Black Sabbath's "13"

good album, but I thought every song kinda "felt" the same. They seemed to fall in to the "sabbath is a doom band" and just went with that formula. I never considered them a doom band. Yes doomy moments, but it was the fact that they went all over the place with each album that made them great.. 13 didn't have that for me
It very much felt like a throwback album, and that's kind of antithetical to the experimental, trailblazing spirit of the band.

Rubin wanted a very specific thing from the band, which is to pretend it was the follow-up to the debut album.

Sabbath didn't need to pretend they were Sabbath. Rubin lost the plot with that one I think.
 
It very much felt like a throwback album, and that's kind of antithetical to the experimental, trailblazing spirit of the band.

Rubin wanted a very specific thing from the band, which is to pretend it was the follow-up to the debut album.

Sabbath didn't need to pretend they were Sabbath. Rubin lost the plot with that one I think.
It’s the incestious nature of the Hollywood scene. These guys just always work with each other and often to the detriment of something new and cool.
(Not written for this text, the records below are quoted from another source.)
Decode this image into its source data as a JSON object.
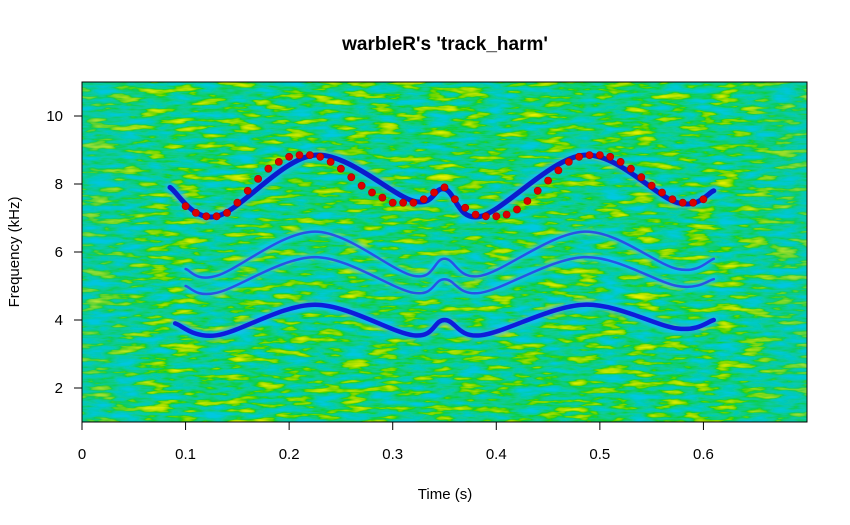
{
  "chart_data": {
    "type": "scatter",
    "title": "warbleR's 'track_harm'",
    "xlabel": "Time (s)",
    "ylabel": "Frequency (kHz)",
    "xlim": [
      0,
      0.7
    ],
    "ylim": [
      1,
      11
    ],
    "x_ticks": [
      "0",
      "0.1",
      "0.2",
      "0.3",
      "0.4",
      "0.5",
      "0.6"
    ],
    "y_ticks": [
      "2",
      "4",
      "6",
      "8",
      "10"
    ],
    "background": "spectrogram",
    "harmonic_bands": [
      {
        "x": [
          0.09,
          0.13,
          0.225,
          0.32,
          0.35,
          0.385,
          0.485,
          0.575,
          0.61
        ],
        "y": [
          3.9,
          3.55,
          4.45,
          3.55,
          4.0,
          3.55,
          4.45,
          3.75,
          4.0
        ]
      },
      {
        "x": [
          0.1,
          0.13,
          0.225,
          0.32,
          0.35,
          0.385,
          0.485,
          0.575,
          0.61
        ],
        "y": [
          5.0,
          4.8,
          5.85,
          4.8,
          5.2,
          4.8,
          5.85,
          5.0,
          5.2
        ]
      },
      {
        "x": [
          0.1,
          0.13,
          0.225,
          0.32,
          0.35,
          0.385,
          0.485,
          0.575,
          0.61
        ],
        "y": [
          5.5,
          5.3,
          6.6,
          5.3,
          5.8,
          5.3,
          6.6,
          5.5,
          5.8
        ]
      },
      {
        "x": [
          0.085,
          0.13,
          0.225,
          0.32,
          0.35,
          0.385,
          0.485,
          0.575,
          0.61
        ],
        "y": [
          7.9,
          7.05,
          8.85,
          7.5,
          7.85,
          7.05,
          8.85,
          7.45,
          7.8
        ]
      }
    ],
    "series": [
      {
        "color": "#dd0000",
        "x": [
          0.1,
          0.11,
          0.12,
          0.13,
          0.14,
          0.15,
          0.16,
          0.17,
          0.18,
          0.19,
          0.2,
          0.21,
          0.22,
          0.23,
          0.24,
          0.25,
          0.26,
          0.27,
          0.28,
          0.29,
          0.3,
          0.31,
          0.32,
          0.33,
          0.34,
          0.35,
          0.36,
          0.37,
          0.38,
          0.39,
          0.4,
          0.41,
          0.42,
          0.43,
          0.44,
          0.45,
          0.46,
          0.47,
          0.48,
          0.49,
          0.5,
          0.51,
          0.52,
          0.53,
          0.54,
          0.55,
          0.56,
          0.57,
          0.58,
          0.59,
          0.6
        ],
        "y": [
          7.35,
          7.15,
          7.05,
          7.05,
          7.15,
          7.45,
          7.8,
          8.15,
          8.45,
          8.65,
          8.8,
          8.85,
          8.85,
          8.8,
          8.65,
          8.45,
          8.2,
          7.95,
          7.75,
          7.6,
          7.45,
          7.45,
          7.45,
          7.55,
          7.75,
          7.9,
          7.55,
          7.3,
          7.1,
          7.05,
          7.05,
          7.1,
          7.25,
          7.5,
          7.8,
          8.1,
          8.4,
          8.65,
          8.8,
          8.85,
          8.85,
          8.8,
          8.65,
          8.45,
          8.2,
          7.95,
          7.75,
          7.55,
          7.45,
          7.45,
          7.55
        ]
      }
    ]
  }
}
Rubin is the guy they think they need when going for something “authentic” but is actually just nostalgia. AC/DC and Metallica didn’t fair too well with him either IMO. He was better at tapping into classic bands when producing new/young bands but not when actually getting to work with a classic band.
 
It’s the incestious nature of the Hollywood scene. These guys just always work with each other and often to the detriment of something new and cool. Rubin is the guy they think they need when going for something “authentic” but is actually just nostalgia. AC/DC and Metallica didn’t fair too well with him either IMO. He was better at tapping into classic bands when producing new/young bands but not when actually getting to work with a classic band.
I feel like he got that rep working with Johnny Cash, except that with Cash, he was making the albums Johnny had always wanted to make but hadn't been allowed to by the Nashville establishment.
 
It very much felt like a throwback album, and that's kind of antithetical to the experimental, trailblazing spirit of the band.

Rubin wanted a very specific thing from the band, which is to pretend it was the follow-up to the debut album.

Sabbath didn't need to pretend they were Sabbath. Rubin lost the plot with that one I think.
It’s a great album though
 
I think the big issue was the production. It's very badly brickwalled, as is the norm with Ruck Rubin.
As is the norm...full stop.

The mastering engineer is the one who's really damned if you do damned if you don't, its a total no win situation. If you make it sound good you will be forever ignored for contention because it just will disappear among the background music optimized tracks. If you DO squash it to 2 to 4 bits of dynamic range, the fans will hate you for smashing it, but you'll keep your job as you delivered what the guy signing the checks wanted
 
It's a really good album, but I would say it's in spite of Rubin.
But I think he achieved that goal . He wanted blues metal like the first 2 albums . I hear that completely . But other than that he don’t do much but annoy bands . But is that is secret and he knows it? Annoy bands to get them going .Make a fake struggle or conflict to get better songs ?
 
I started listening to his book and the way the dude talks is a bit daffy, but I honestly believe he goes into things trying to get the best out of the band and teach them how to communicate.

Having said that, based on the Beastie Boys fight, he clearly has some operational issues.